Monday, May 29, 2017

Somber Thoughts on Memorial Day

Since last November like many people, I've been processing through a lot of what our country is about and what we stand for and searching for truth.  What is true about what I believe and what is not?  Today is the day that we remember and honor, with broken hearts, those who died in service to our country.  From the Revolutionary War to today's War on Terror, we have sacrificed the human treasure in our country for what we aver is a higher ideal - the fight for and the preservation of freedom.

This sacrifice means there are babies who will never know their fathers, children who will grow up without a mother or a father, and parents who will ache with the loss of their sons and daughters for the remainder of their own lives.  This sacrifice means thousands of men and women won't be there to raise their children or care for their elderly parents.  This sacrifice means that the men and women who gave up their lives will no longer contribute to our greater society.  They won't cure cancer, they won't come up with a solution to climate change, they won't solve the next economic crisis, they won't teach in our schools or police our streets or run for elected office.  Many of them have been cut down too young to have had a chance to leave a mark  in this world other than the sacrifice of their life in a war.

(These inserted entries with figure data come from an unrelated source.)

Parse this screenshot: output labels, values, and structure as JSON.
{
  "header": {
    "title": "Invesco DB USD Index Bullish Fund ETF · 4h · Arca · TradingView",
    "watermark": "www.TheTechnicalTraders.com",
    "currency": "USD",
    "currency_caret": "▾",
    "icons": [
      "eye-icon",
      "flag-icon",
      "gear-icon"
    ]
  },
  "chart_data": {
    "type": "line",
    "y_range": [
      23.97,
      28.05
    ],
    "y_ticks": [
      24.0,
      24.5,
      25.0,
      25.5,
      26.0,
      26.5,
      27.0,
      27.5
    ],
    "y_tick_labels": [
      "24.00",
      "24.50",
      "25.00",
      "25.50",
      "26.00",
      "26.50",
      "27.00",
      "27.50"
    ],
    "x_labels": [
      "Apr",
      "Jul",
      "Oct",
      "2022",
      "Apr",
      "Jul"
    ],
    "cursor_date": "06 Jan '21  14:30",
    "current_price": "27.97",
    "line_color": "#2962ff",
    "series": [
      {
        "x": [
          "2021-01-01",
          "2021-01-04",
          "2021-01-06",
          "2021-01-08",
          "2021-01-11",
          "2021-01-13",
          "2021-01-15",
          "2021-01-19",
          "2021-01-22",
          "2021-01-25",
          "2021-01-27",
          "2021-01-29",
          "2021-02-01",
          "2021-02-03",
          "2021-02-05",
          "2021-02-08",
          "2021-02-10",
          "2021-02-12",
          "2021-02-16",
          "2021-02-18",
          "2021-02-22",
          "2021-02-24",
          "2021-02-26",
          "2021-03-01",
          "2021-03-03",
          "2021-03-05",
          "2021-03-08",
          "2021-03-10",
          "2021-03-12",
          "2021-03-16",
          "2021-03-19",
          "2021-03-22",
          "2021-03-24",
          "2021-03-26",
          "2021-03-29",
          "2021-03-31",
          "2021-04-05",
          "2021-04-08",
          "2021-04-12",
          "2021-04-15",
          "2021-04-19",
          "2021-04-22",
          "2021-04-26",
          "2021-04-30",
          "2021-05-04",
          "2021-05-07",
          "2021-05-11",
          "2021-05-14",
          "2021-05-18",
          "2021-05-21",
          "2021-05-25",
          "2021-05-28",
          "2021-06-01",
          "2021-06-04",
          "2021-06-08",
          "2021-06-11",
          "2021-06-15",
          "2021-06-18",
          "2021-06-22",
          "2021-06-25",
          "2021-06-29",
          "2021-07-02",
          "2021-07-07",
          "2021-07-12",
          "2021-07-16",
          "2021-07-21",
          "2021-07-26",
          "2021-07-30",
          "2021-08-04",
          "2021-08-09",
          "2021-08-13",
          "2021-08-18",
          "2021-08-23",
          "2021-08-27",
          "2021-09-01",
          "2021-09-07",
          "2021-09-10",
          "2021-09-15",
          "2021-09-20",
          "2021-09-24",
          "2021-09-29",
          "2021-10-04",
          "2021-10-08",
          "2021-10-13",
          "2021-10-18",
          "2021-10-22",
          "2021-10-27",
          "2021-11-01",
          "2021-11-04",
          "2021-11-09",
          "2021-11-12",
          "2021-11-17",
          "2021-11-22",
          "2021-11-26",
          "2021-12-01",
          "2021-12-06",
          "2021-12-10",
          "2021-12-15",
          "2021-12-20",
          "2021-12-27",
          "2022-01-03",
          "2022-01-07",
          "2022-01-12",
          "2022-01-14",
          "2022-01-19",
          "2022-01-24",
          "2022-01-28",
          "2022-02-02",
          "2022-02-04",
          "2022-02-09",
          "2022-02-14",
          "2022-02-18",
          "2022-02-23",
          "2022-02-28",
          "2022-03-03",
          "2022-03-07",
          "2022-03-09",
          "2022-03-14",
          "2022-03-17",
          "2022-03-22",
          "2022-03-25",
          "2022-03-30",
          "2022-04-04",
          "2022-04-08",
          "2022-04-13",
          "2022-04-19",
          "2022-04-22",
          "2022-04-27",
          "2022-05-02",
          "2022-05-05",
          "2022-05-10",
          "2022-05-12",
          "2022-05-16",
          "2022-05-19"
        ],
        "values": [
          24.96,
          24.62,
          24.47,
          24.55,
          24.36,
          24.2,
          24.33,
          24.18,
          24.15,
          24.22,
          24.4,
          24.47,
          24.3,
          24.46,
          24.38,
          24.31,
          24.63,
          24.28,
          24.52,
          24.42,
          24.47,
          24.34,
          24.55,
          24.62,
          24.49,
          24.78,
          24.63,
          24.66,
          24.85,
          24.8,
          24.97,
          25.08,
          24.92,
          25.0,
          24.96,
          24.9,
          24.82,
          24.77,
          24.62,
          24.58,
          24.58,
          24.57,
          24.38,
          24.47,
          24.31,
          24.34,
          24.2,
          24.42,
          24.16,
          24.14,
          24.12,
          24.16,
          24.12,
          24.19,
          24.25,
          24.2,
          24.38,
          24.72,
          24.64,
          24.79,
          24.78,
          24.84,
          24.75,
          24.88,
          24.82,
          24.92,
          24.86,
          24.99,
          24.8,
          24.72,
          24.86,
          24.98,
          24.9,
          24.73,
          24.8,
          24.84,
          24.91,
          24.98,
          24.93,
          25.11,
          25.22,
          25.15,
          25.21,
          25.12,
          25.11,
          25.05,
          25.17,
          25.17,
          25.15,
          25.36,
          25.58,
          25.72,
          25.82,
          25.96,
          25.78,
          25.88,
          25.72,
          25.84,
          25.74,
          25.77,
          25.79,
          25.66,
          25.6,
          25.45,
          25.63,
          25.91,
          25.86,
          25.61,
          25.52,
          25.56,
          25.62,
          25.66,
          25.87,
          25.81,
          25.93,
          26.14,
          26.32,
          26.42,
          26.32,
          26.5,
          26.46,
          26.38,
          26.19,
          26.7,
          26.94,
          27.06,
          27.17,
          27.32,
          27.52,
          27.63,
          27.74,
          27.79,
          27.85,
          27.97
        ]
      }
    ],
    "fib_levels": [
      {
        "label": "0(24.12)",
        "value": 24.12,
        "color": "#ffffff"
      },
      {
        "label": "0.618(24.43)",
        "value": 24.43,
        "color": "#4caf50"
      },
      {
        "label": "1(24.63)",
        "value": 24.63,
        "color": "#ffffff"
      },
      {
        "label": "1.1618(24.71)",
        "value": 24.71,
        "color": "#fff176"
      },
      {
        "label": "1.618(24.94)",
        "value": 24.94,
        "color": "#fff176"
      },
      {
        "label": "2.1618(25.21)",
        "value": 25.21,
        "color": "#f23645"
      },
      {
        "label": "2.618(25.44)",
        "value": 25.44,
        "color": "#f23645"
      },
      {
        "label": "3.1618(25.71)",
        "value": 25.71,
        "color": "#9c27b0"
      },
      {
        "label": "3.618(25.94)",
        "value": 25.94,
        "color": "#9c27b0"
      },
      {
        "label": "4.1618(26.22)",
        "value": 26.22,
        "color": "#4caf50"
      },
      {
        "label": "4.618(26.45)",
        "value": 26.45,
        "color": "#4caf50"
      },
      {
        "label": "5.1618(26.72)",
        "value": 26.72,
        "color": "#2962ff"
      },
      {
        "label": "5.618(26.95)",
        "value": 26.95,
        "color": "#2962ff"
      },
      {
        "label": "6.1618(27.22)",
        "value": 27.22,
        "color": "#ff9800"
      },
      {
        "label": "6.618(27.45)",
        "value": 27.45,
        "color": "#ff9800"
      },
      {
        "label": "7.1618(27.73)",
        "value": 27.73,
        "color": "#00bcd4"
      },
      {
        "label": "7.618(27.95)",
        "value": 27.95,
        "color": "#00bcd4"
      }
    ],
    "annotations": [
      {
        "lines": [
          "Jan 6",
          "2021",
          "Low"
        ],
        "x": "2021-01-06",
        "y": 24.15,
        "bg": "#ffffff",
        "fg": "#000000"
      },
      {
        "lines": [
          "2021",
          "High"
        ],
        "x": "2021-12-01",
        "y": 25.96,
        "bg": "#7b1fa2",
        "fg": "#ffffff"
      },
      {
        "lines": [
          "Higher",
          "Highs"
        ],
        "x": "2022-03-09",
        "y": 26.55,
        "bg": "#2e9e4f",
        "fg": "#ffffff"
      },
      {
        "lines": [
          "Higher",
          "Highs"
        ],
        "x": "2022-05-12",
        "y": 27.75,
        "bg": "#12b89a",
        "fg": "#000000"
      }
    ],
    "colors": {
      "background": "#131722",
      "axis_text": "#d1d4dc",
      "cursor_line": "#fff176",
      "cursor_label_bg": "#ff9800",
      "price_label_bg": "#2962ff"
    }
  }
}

In the last Harry Potter book, Dumbledore tells Harry,
      "Do not pity the dead, Harry.  Pity the living and, above all, those who live without love.  By returning, you may ensure that fewer souls are maimed, fewer families are torn apart.  If that seems to you a worthy goal, then we say good-bye for the present."

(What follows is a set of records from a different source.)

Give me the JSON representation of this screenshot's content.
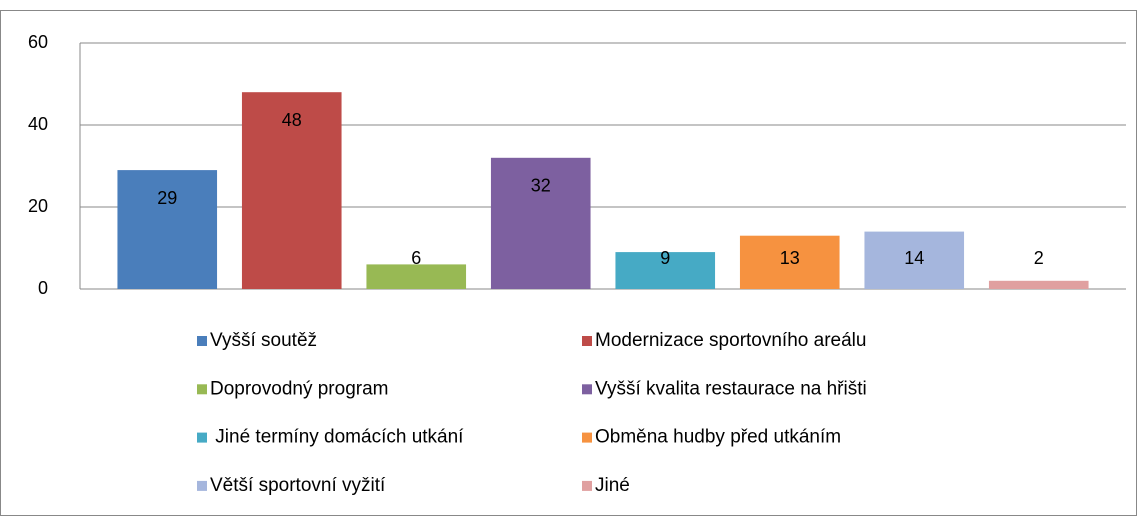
{
  "chart_data": {
    "type": "bar",
    "series": [
      {
        "name": "Vyšší soutěž",
        "color": "#4a7ebb",
        "values": [
          29
        ]
      },
      {
        "name": "Modernizace sportovního areálu",
        "color": "#be4b48",
        "values": [
          48
        ]
      },
      {
        "name": "Doprovodný program",
        "color": "#98b954",
        "values": [
          6
        ]
      },
      {
        "name": "Vyšší kvalita restaurace na hřišti",
        "color": "#7d60a0",
        "values": [
          32
        ]
      },
      {
        "name": " Jiné termíny domácích utkání",
        "color": "#46aac5",
        "values": [
          9
        ]
      },
      {
        "name": "Obměna hudby před utkáním",
        "color": "#f69240",
        "values": [
          13
        ]
      },
      {
        "name": "Větší sportovní vyžití",
        "color": "#a5b6dd",
        "values": [
          14
        ]
      },
      {
        "name": "Jiné",
        "color": "#e0a0a0",
        "values": [
          2
        ]
      }
    ],
    "ylim": [
      0,
      60
    ],
    "yticks": [
      0,
      20,
      40,
      60
    ],
    "grid": true,
    "legend": "bottom"
  }
}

The older I get the more I feel the loss of this treasure and the toll it takes on all of us.  Not just the sudden loss of a life, but the fact that we're honoring men and women who died because of a failure on the part of the living.  War is the worst of human nature and we are way too eager to engage in it.  We're not just asking for the sacrifice of your life, we're asking you to take lives as well.  We're asking you to take part in something that kills the human soul.  Perhaps we have no choice but to go to war, but we should never forget the totality of the cost to one and all.

The United States has been at war for nearly my entire lifetime.  I was born in 1965 and a quick query on the internet reveals that we've lost more than 66,000 US Soldiers since then.  The bulk of those deaths occurred in Vietnam, but the numbers for Iraq and Afghanistan are each already in the thousands.  We no longer see the black bags lined up on the tarmac awaiting the last ride home with the bodies of our lost treasure resting silently inside.  The American public doesn't actually like war and we don't like the consequences of war and so our government hides from us the awful truth and instead glorifies the battle and the pageantry and our weaponry.  We see the soldier standing with the weapon heading in to battle, not lying torn to shreds on the ground, limbs missing and covered in blood in the aftermath.

It's not just soldiers who give up their lives in war,  but civilians as well and yet we rarely if ever acknowledge their sacrifice as anything other than acceptable losses.  The numbers of civilian casualties may number equally or higher to the number of soldiers lost, but their number also includes children from infants to teenagers.  They will never grow up to become educated adults, have children of their own or provide solutions to finding peace in our time.  They are the world's lost treasure.  In recent years the United States has bombed a hospital in Afghanistan, slaughtered a wedding party in Yemen and killed an 8 year old girl in a drone strike.

We also ask for the sacrifice of the planet we live on.  We have allowed poisonous chemicals like Agent Orange to rain down on our soldiers, on the local populace and on the land they occupy impacting generations to come, not to mention what we do to the wildlife.  Soldiers bond with domestic animals (both dogs and cats) while they're serving their country and some try to bring them home and some leave those animals to fend for themselves once they're gone.

Nothing and no one is safe in the theater of war.  Yet we sing songs about going off to war to kick some butt as if at the end we'll all just come back to the bar for a cold one and have a laugh.  War is death.  There is nothing to celebrate about war except when it ends and we can begin to pick up the pieces of our lives.

So on this Memorial Day we should gather and quietly honor those who have been lost to war, and we should remember not just the soldier, but all of the losses embodied therein and wonder what our future might have been if only.....Then we should demand to know why some wars are still being fought these many years later and how much more earthly treasure we can stand to lose.